Wer kennt sie nicht, die skurrilen oder einfach nur grauenvollen Titelübertragungen ausländischer, vornehmlich amerikanischer Filme ins Deutsche? Beispiele hierfür, findet ihr hier, hier und hier. Aber nicht nur dem Kinogänger ergeht es so. Auch in der Welt der Bücher darf sich der Leser mit misslungenen Titelübertragungen herumschlagen. Hier eine kleine Auswahl:
John Fantes Roman Ask the dust – wurde vom deutschen Verlag schlichtweg durch Ich – Arturo Bandini ersetzt. Der Umstand allein, dass Charles Bukowski diesen Ausspruch des Öfteren im betrunkenen Zustand deklamierte, hat den Verlag offensichtlich dazu bewegt, ihn zu benutzen. Diese Anekdote ändert aber nichts am Informationsgehalt des deutschen Titels. Er liegt bei 0,0. Auch Fantes nachfolgendes Buch Full of Life wurde ähnlich grob zu Gemischte Gefühle verunstaltet. Warum, fragt man sich da nur. Sollten doch die Titel programmatisch für den Inhalt der Bücher stehen…
The Puppet Masters vom amerikanischen Science-Fiction-Schriftsteller Robert A. Heinlein trägt im Deutschen den seltsamen Titel: Weltraummollusken erobern die Erde. Wahrscheinlich glaubte der Verlag nur mit solch einem ausgefallenen Titel, die Leserschaft zu locken.
In der Sprache der Piraha-Indianer gibt es weder eine Vergangenheits- noch eine Zukunftsform. Zudem kennen jene Ureinwohner Brasiliens keine Zahlen, stellen sie deshalb gleich Das glücklichste Volk der Welt, wie es der deutsche Verlag im Buchtitel behauptet? Wahrscheinlich nicht. Allein den Originaltitel des Buches von Daniel Everett suggeriert etwas anderes: Don’t sleep, There are Snakes. Life and Language in the Amazonian Jungle.
Obskur sind auch Titel, die erst gar nicht ins Deutsche übertragen, sondern lediglich durch ein englisches Wort ersetzt werden. Stephen Kings Lisey´s Story wird in der deutschen Ausgabe kurzerhand zu Love umgetauft. Das verstehe, wer will. Horrorbücher scheinen solch ein Schicksal wohl im Allgemeinen teilen zu dürfen. Jack Ketchums Evil heißt im Original The girl next door – macht Sinn, oder? Mögliche Titel, wie das Nachbarsmädchen oder das Mädchen von nebenan, klingen wohl nicht reißerisch genug…
Natürlich werden diese zum Teil haarsträubenden „Ungerechtigkeiten“ nicht nur hierzulande begangen.

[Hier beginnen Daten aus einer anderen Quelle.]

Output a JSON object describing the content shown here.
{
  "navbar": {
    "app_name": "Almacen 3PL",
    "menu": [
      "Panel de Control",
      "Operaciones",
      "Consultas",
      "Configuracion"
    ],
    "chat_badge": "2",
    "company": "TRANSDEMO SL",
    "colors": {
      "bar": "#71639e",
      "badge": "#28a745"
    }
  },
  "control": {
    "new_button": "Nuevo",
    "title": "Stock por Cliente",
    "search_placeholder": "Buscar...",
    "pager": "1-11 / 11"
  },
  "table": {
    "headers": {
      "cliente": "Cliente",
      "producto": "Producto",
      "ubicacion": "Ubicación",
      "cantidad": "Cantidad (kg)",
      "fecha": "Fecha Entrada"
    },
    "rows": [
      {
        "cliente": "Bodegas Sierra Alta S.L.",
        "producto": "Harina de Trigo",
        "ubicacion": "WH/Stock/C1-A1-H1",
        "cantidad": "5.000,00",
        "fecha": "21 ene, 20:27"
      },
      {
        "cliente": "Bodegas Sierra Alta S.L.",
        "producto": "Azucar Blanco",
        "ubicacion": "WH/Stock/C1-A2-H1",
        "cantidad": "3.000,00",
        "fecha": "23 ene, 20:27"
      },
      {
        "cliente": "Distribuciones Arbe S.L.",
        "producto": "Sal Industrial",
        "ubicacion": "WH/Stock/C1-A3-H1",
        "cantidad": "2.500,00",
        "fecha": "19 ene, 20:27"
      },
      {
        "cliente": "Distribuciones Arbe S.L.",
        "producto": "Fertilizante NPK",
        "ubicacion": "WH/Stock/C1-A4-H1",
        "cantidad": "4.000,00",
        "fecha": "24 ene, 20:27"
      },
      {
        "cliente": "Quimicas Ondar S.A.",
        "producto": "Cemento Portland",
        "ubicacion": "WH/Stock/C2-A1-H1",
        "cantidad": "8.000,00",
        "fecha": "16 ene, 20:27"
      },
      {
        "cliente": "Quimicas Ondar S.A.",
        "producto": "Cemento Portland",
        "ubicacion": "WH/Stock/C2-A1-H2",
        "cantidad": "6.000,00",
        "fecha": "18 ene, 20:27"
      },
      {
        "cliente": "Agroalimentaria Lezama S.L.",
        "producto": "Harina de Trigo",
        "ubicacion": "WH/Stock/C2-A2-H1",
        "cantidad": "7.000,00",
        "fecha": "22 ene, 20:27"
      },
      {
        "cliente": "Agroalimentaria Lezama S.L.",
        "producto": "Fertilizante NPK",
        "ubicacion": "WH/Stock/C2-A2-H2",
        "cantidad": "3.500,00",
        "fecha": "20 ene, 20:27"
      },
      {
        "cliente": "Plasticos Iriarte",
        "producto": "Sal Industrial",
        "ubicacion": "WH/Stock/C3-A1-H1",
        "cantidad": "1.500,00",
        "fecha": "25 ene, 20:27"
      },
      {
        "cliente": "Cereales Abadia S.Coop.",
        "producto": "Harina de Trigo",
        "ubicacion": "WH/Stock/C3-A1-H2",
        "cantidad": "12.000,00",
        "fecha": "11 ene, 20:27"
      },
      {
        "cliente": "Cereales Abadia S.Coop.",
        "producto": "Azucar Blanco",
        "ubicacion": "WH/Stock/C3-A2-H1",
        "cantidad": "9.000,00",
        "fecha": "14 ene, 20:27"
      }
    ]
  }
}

Der umgekehrte Fall kommt ebenso vor. Wolfgang Koeppens Eine unglückliche Liebe wurde mit A sad affair übersetzt; nur blöd, dass es in der Geschichte nicht zu einer Affäre kommt. Der Protagonist liebt, ohne dass seine Liebe erwidert wird. Aber das hinderte offensichtlich den amerikanischen Verlag nicht daran, „den Titel zu sexualisieren und damit zu trivialisieren“, wie B. R. Meyers in einem anderen Zusammenhang erwähnt.
Gewiss gibt es auch Fälle, bei denen man es nicht so genau nehmen möchte. Als prominentestes Beispiel ist sicherlich an dieser Stelle Dostojewskij zu nennen. Verbrechen und Strafe mag zwar dem Original eher entsprechen, klingt allerdings weniger anziehend als Schuld und Sühne, geradezu platt und langweilig.
Sicherlich ist der Inhalt wichtiger als die Verpackung, die gelungene Übersetzung wichtiger als der misslungene Titel, trotzdem wünsche ich mir für die Zukunft, dass die Verlage weniger auf die Marketingabteilung hören werden, sondern stattdessen lieber das Buch und seinen Inhalt in den Vordergrund stellen. Ansonsten tragen bald alle Bücher bestimmte Schlagwörter im Titel wie: Verrat, Tod, Angst, Hass, Schicksal… In diesem Sinne: Gott, lass Hirn regnen! Und ihr seid herzlich dazu aufgefordert, die Liste fortzuführen.